A research gold mine
By Tim Groenendyk
The Rio Tinto Centre for Mine Automation, which was commissioned in 2007 for five years at $21 million, has now had its contract extended by Rio Tinto for another 2 years until mid-2014. Principal research engineer and RTCMA director, Dr Steven Scheding explains how the centre offers a great opportunity for researchers and PhD students to engage with a big industry partner.
The RTCMA is a major research node of the Australian Centre for Field Robotics and one of the University’s largest commercial partnerships. The centre aims to fulfil Rio Tinto’s vision of a completely automated and remotely operated mine.
One of these visions includes a recently implemented autonomous drill rig for making blast patterns.
“We work with industry to identify a suite of problems which we attempt to tackle, as opposed to say an ARC Discovery grant where the researcher would usually define the research area,” explained centre director Steven Scheding.
“In our case, the benefit is that you get the weight of a very large company behind you, and people get that job satisfaction, if you like, of seeing their work transitioned through to a product.”
In terms of developing these products Dr Scheding distinguishes between where the researchers’ work ends and their commercial partners’ work begins. “If you build one it’s a prototype, if you build two it’s a product.” he said, citing a mantra he became familiar with in his post-doctoral research in the United States.
“And it’s important to make a distinction between what can be done, and then doing it all day every day on a production basis. Our job is to prove that you can do it and then Rio Tinto’s job is to productise and use it.”
Sydnovate have been integral to RTCMA’s handling of the intellectual property of the products the centre creates, as well as managing ongoing legal administration.
“There’s actually quite a lot of work in just managing the intellectual property. So there’s a constant stream of information passing through different hands: us, Rio Tinto and Sydnovate.
“Plus, obviously the legal team have a lot to do with us because there are always negotiations on. And then there’s the high level ‘what is the IP strategy that Sydnovate should have with respect to us?’ question. ‘Is that aligned with Rio Tinto?’”

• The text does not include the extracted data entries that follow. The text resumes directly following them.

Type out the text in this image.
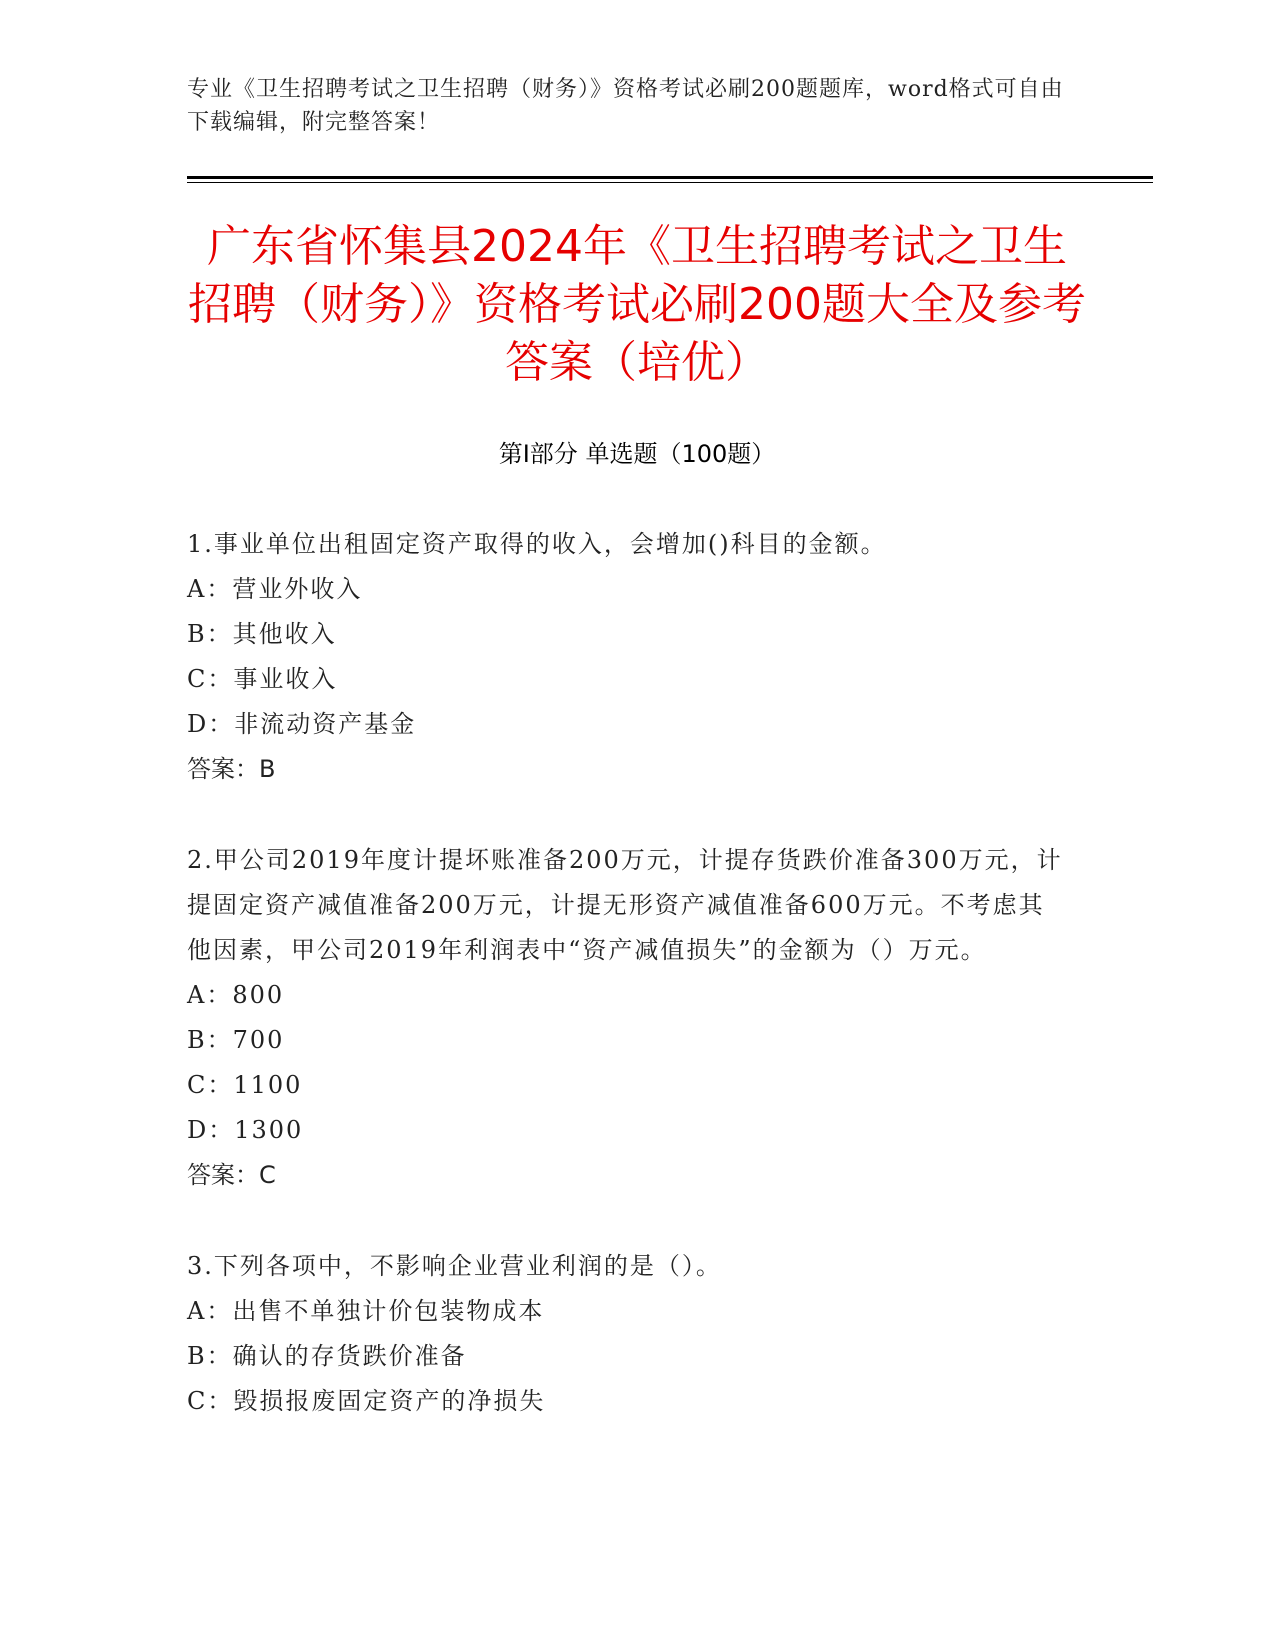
专业《卫生招聘考试之卫生招聘（财务）》资格考试必刷200题题库，word格式可自由下载编辑，附完整答案！
广东省怀集县2024年《卫生招聘考试之卫生招聘（财务）》资格考试必刷200题大全及参考答案（培优）
第I部分 单选题（100题）
1.事业单位出租固定资产取得的收入，会增加()科目的金额。
A：营业外收入
B：其他收入
C：事业收入
D：非流动资产基金
答案：B
2.甲公司2019年度计提坏账准备200万元，计提存货跌价准备300万元，计提固定资产减值准备200万元，计提无形资产减值准备600万元。不考虑其他因素，甲公司2019年利润表中“资产减值损失”的金额为（）万元。
A：800
B：700
C：1100
D：1300
答案：C
3.下列各项中，不影响企业营业利润的是（）。
A：出售不单独计价包装物成本
B：确认的存货跌价准备
C：毁损报废固定资产的净损失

Like their parent centre, the ACFR, the RTCMA offer scholarships. Although these scholarships allow students to work on problems that could have a long term benefit to Rio Tinto, Scheding emphasises that their students’ research will primarily be ‘blue sky’ – research that isn’t commercially focused.
“We’re not forcing you to think on a day to day basis about Rio Tinto’s problems. That’s more the job of the staff here. The students get to do an interesting project that’s not necessarily guided by a specific applied problem.”

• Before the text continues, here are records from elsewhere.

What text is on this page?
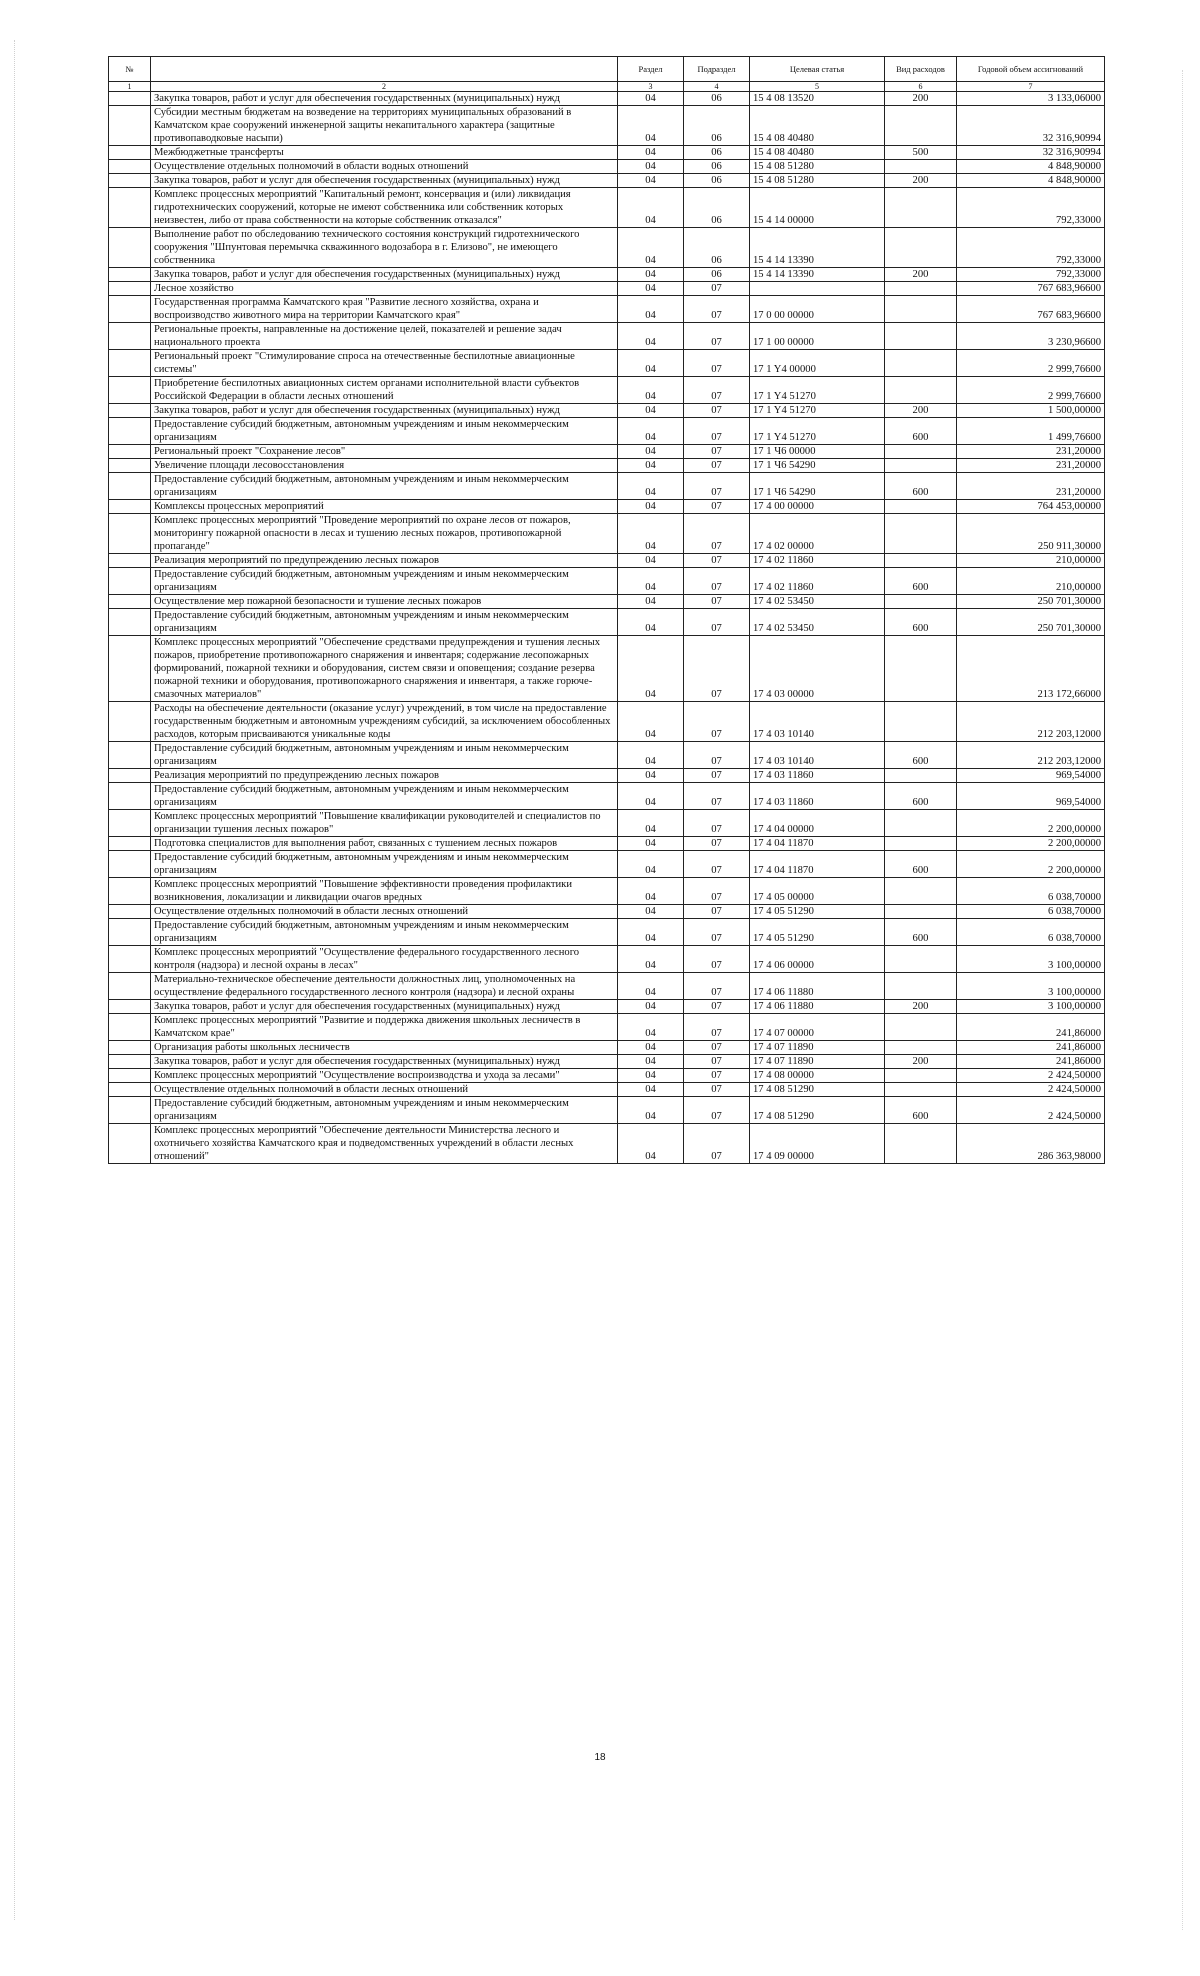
№		Раздел	Подраздел	Целевая статья	Вид расходов	Годовой объем ассигнований
1	2	3	4	5	6	7
	Закупка товаров, работ и услуг для обеспечения государственных (муниципальных) нужд	04	06	15 4 08 13520	200	3 133,06000
	Субсидии местным бюджетам на возведение на территориях муниципальных образований в Камчатском крае сооружений инженерной защиты некапитального характера (защитные противопаводковые насыпи)	04	06	15 4 08 40480		32 316,90994
	Межбюджетные трансферты	04	06	15 4 08 40480	500	32 316,90994
	Осуществление отдельных полномочий в области водных отношений	04	06	15 4 08 51280		4 848,90000
	Закупка товаров, работ и услуг для обеспечения государственных (муниципальных) нужд	04	06	15 4 08 51280	200	4 848,90000
	Комплекс процессных мероприятий "Капитальный ремонт, консервация и (или) ликвидация гидротехнических сооружений, которые не имеют собственника или собственник которых неизвестен, либо от права собственности на которые собственник отказался"	04	06	15 4 14 00000		792,33000
	Выполнение работ по обследованию технического состояния конструкций гидротехнического сооружения "Шпунтовая перемычка скважинного водозабора в г. Елизово", не имеющего собственника	04	06	15 4 14 13390		792,33000
	Закупка товаров, работ и услуг для обеспечения государственных (муниципальных) нужд	04	06	15 4 14 13390	200	792,33000
	Лесное хозяйство	04	07			767 683,96600
	Государственная программа Камчатского края "Развитие лесного хозяйства, охрана и воспроизводство животного мира на территории Камчатского края"	04	07	17 0 00 00000		767 683,96600
	Региональные проекты, направленные на достижение целей, показателей и решение задач национального проекта	04	07	17 1 00 00000		3 230,96600
	Региональный проект "Стимулирование спроса на отечественные беспилотные авиационные системы"	04	07	17 1 Y4 00000		2 999,76600
	Приобретение беспилотных авиационных систем органами исполнительной власти субъектов Российской Федерации в области лесных отношений	04	07	17 1 Y4 51270		2 999,76600
	Закупка товаров, работ и услуг для обеспечения государственных (муниципальных) нужд	04	07	17 1 Y4 51270	200	1 500,00000
	Предоставление субсидий бюджетным, автономным учреждениям и иным некоммерческим организациям	04	07	17 1 Y4 51270	600	1 499,76600
	Региональный проект "Сохранение лесов"	04	07	17 1 Ч6 00000		231,20000
	Увеличение площади лесовосстановления	04	07	17 1 Ч6 54290		231,20000
	Предоставление субсидий бюджетным, автономным учреждениям и иным некоммерческим организациям	04	07	17 1 Ч6 54290	600	231,20000
	Комплексы процессных мероприятий	04	07	17 4 00 00000		764 453,00000
	Комплекс процессных мероприятий "Проведение мероприятий по охране лесов от пожаров, мониторингу пожарной опасности в лесах и тушению лесных пожаров, противопожарной пропаганде"	04	07	17 4 02 00000		250 911,30000
	Реализация мероприятий по предупреждению лесных пожаров	04	07	17 4 02 11860		210,00000
	Предоставление субсидий бюджетным, автономным учреждениям и иным некоммерческим организациям	04	07	17 4 02 11860	600	210,00000
	Осуществление мер пожарной безопасности и тушение лесных пожаров	04	07	17 4 02 53450		250 701,30000
	Предоставление субсидий бюджетным, автономным учреждениям и иным некоммерческим организациям	04	07	17 4 02 53450	600	250 701,30000
	Комплекс процессных мероприятий "Обеспечение средствами предупреждения и тушения лесных пожаров, приобретение противопожарного снаряжения и инвентаря; содержание лесопожарных формирований, пожарной техники и оборудования, систем связи и оповещения; создание резерва пожарной техники и оборудования, противопожарного снаряжения и инвентаря, а также горюче-смазочных материалов"	04	07	17 4 03 00000		213 172,66000
	Расходы на обеспечение деятельности (оказание услуг) учреждений, в том числе на предоставление государственным бюджетным и автономным учреждениям субсидий, за исключением обособленных расходов, которым присваиваются уникальные коды	04	07	17 4 03 10140		212 203,12000
	Предоставление субсидий бюджетным, автономным учреждениям и иным некоммерческим организациям	04	07	17 4 03 10140	600	212 203,12000
	Реализация мероприятий по предупреждению лесных пожаров	04	07	17 4 03 11860		969,54000
	Предоставление субсидий бюджетным, автономным учреждениям и иным некоммерческим организациям	04	07	17 4 03 11860	600	969,54000
	Комплекс процессных мероприятий "Повышение квалификации руководителей и специалистов по организации тушения лесных пожаров"	04	07	17 4 04 00000		2 200,00000
	Подготовка специалистов для выполнения работ, связанных с тушением лесных пожаров	04	07	17 4 04 11870		2 200,00000
	Предоставление субсидий бюджетным, автономным учреждениям и иным некоммерческим организациям	04	07	17 4 04 11870	600	2 200,00000
	Комплекс процессных мероприятий "Повышение эффективности проведения профилактики возникновения, локализации и ликвидации очагов вредных	04	07	17 4 05 00000		6 038,70000
	Осуществление отдельных полномочий в области лесных отношений	04	07	17 4 05 51290		6 038,70000
	Предоставление субсидий бюджетным, автономным учреждениям и иным некоммерческим организациям	04	07	17 4 05 51290	600	6 038,70000
	Комплекс процессных мероприятий "Осуществление федерального государственного лесного контроля (надзора) и лесной охраны в лесах"	04	07	17 4 06 00000		3 100,00000
	Материально-техническое обеспечение деятельности должностных лиц, уполномоченных на осуществление федерального государственного лесного контроля (надзора) и лесной охраны	04	07	17 4 06 11880		3 100,00000
	Закупка товаров, работ и услуг для обеспечения государственных (муниципальных) нужд	04	07	17 4 06 11880	200	3 100,00000
	Комплекс процессных мероприятий "Развитие и поддержка движения школьных лесничеств в Камчатском крае"	04	07	17 4 07 00000		241,86000
	Организация работы школьных лесничеств	04	07	17 4 07 11890		241,86000
	Закупка товаров, работ и услуг для обеспечения государственных (муниципальных) нужд	04	07	17 4 07 11890	200	241,86000
	Комплекс процессных мероприятий "Осуществление воспроизводства и ухода за лесами"	04	07	17 4 08 00000		2 424,50000
	Осуществление отдельных полномочий в области лесных отношений	04	07	17 4 08 51290		2 424,50000
	Предоставление субсидий бюджетным, автономным учреждениям и иным некоммерческим организациям	04	07	17 4 08 51290	600	2 424,50000
	Комплекс процессных мероприятий "Обеспечение деятельности Министерства лесного и охотничьего хозяйства Камчатского края и подведомственных учреждений в области лесных отношений"	04	07	17 4 09 00000		286 363,98000
18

Another benefit of this sort of centre for students, Scheding explained, is access to technical support. “Half of the staff here are researchers and half are technical. That, inside the University, is a very unusual breakdown. We have a lot of support in terms of building things, writing software, even running experiments out in the field that you just wouldn’t get otherwise.
And access to state of the art gear: “We have sensors that cost a quarter of a million dollars. You wouldn’t get access to that in a normal research group that was not funded the way we are.”
“And then the last benefit is exposure to industry. Quite a lot of our people, both staff and students, have ended up employed by Rio Tinto. What could be better training?”
But for Scheding, a major reason he enjoys working with this industry is the effect his research has on Australia’s economy.
“It’s one of the few places where we can honestly say that the work that’s done here can affect Australia’s bottom line.
“So if we can work with the mining industry, with one of the biggest players, make it more efficient, therefore more productive, you can quite literally say you’ve affected the gross domestic product of the entire country.”